As I write, I have made three batches (of four loaves each) of boule (round bread) from what the authors, Jeff Hertzberg and Zoe Francois, call “the master recipe” and I have to say, it’s pretty good; a hard, chewy crust and a moist, solid, but not too dense, crumb that tastes more like sourdough the longer the dough ages (more on that later). It’s certainly not the best “artisan” bread I have ever had, but then again, I am not an artisan who has spent years learning the art of bread making. I have also never had much confidence baking bread and the little moment of triumph I feel when I pull one of these simple loaves out of the oven has made me want to do much more.
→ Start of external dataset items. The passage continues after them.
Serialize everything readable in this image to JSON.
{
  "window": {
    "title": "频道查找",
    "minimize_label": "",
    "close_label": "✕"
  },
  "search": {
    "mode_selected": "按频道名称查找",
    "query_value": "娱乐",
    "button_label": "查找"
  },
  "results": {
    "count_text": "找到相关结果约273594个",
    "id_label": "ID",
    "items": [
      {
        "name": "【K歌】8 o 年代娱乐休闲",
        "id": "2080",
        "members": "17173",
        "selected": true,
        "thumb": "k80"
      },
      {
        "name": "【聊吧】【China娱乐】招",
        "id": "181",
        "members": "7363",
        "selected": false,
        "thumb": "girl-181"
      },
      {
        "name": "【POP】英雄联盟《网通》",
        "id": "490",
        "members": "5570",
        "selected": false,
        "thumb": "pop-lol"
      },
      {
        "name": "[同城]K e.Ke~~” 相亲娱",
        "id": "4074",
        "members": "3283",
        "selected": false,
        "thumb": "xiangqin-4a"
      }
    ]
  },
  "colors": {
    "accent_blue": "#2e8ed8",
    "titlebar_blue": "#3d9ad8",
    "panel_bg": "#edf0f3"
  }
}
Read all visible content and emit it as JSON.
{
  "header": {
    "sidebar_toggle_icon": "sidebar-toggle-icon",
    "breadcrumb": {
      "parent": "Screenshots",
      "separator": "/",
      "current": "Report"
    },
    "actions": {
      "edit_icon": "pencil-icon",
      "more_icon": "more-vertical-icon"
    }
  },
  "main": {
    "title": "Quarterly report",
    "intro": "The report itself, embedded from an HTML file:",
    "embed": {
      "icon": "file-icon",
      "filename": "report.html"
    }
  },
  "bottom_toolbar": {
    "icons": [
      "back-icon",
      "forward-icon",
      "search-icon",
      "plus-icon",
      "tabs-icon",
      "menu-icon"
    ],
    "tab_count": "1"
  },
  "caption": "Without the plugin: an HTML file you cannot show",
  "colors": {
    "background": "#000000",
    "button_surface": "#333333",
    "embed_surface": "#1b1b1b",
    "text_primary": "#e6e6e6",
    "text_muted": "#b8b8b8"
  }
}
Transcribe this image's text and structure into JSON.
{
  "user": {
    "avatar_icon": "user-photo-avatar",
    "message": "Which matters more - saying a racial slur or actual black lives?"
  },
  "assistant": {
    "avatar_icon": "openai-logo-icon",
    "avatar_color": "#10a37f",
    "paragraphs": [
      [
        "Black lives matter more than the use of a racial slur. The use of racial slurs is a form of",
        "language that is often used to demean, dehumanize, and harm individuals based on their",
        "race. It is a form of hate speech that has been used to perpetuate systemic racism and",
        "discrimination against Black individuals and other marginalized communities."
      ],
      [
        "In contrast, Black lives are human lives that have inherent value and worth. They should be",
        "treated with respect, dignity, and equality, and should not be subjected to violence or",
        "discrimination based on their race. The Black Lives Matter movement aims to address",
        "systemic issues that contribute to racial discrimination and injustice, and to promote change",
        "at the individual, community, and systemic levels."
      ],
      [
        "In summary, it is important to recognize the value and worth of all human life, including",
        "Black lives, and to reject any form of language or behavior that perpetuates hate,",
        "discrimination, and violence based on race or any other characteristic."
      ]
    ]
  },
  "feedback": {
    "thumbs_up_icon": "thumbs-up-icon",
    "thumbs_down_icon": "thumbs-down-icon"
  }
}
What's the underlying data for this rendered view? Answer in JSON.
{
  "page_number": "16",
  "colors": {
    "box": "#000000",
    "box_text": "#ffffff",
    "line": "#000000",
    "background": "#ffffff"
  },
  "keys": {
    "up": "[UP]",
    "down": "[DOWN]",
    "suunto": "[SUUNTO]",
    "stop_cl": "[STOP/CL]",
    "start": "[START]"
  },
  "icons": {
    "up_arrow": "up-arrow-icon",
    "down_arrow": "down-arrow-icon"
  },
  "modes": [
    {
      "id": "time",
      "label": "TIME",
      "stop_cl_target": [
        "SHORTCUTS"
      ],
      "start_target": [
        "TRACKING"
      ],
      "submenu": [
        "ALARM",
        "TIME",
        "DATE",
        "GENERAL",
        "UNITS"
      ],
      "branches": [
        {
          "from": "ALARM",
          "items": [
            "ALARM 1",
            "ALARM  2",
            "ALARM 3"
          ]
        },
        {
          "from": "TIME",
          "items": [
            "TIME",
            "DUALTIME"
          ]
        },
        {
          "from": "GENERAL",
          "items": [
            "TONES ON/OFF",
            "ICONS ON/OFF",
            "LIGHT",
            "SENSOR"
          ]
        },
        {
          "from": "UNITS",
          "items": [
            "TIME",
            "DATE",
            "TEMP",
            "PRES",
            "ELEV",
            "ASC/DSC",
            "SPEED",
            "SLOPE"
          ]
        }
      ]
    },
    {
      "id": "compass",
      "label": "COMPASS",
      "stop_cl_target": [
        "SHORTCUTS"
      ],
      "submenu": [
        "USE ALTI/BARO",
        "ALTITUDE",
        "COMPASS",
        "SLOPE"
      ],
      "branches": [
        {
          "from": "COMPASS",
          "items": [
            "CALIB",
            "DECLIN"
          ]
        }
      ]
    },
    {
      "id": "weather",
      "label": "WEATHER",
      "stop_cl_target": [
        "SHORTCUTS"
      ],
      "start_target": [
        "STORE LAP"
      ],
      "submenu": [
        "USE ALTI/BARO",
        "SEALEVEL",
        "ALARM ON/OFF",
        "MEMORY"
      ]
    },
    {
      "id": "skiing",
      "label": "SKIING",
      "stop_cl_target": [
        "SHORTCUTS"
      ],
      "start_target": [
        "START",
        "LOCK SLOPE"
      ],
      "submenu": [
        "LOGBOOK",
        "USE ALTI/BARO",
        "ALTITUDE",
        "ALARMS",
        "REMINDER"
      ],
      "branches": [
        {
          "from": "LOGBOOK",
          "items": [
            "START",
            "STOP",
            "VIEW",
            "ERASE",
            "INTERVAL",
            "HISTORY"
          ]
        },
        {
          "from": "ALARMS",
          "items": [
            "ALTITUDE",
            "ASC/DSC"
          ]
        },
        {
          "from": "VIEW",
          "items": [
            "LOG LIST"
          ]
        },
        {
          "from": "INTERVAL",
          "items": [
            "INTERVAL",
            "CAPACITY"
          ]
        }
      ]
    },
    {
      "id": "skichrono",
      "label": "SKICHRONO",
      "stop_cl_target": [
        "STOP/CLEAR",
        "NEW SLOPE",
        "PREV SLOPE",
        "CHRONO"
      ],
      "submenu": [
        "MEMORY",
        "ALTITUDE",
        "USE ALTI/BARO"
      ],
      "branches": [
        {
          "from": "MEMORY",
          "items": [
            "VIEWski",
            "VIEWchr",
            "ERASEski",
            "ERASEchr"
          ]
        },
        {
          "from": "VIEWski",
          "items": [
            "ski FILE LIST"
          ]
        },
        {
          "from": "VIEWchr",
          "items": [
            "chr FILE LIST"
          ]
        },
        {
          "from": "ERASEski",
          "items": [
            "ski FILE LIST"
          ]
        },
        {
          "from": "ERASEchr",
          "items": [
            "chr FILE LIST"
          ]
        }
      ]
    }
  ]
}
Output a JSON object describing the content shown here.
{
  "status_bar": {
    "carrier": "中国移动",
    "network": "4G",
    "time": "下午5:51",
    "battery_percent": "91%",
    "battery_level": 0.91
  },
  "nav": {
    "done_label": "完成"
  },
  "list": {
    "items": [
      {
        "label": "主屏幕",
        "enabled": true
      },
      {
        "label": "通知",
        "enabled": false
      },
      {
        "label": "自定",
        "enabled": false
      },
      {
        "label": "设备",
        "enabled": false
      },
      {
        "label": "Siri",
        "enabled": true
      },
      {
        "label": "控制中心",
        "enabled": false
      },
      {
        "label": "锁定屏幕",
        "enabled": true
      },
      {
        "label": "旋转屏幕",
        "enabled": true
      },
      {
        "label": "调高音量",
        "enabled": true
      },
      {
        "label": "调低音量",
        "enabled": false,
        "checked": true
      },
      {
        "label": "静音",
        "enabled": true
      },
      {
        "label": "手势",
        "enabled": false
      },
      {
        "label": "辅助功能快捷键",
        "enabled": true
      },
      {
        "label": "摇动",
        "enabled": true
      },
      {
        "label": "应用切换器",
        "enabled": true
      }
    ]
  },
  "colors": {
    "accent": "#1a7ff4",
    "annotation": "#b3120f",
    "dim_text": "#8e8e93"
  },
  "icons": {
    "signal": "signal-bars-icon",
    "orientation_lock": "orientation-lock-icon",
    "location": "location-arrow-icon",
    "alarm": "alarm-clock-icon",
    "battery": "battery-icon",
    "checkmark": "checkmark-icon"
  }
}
Artisan Bread tells you how to make dozens of different breads built from one very simple master recipe, which takes about 10 minutes active time to make. After resting, the dough goes into the fridge where it lasts up to two weeks, taking on more of a sourdough flavour as it ages. When you want to make a loaf you simply pull off a grapefruit-size chunk of dough, let it rest at room temperature  for 40 minutes and bake it on a pizza stone for about half an hour.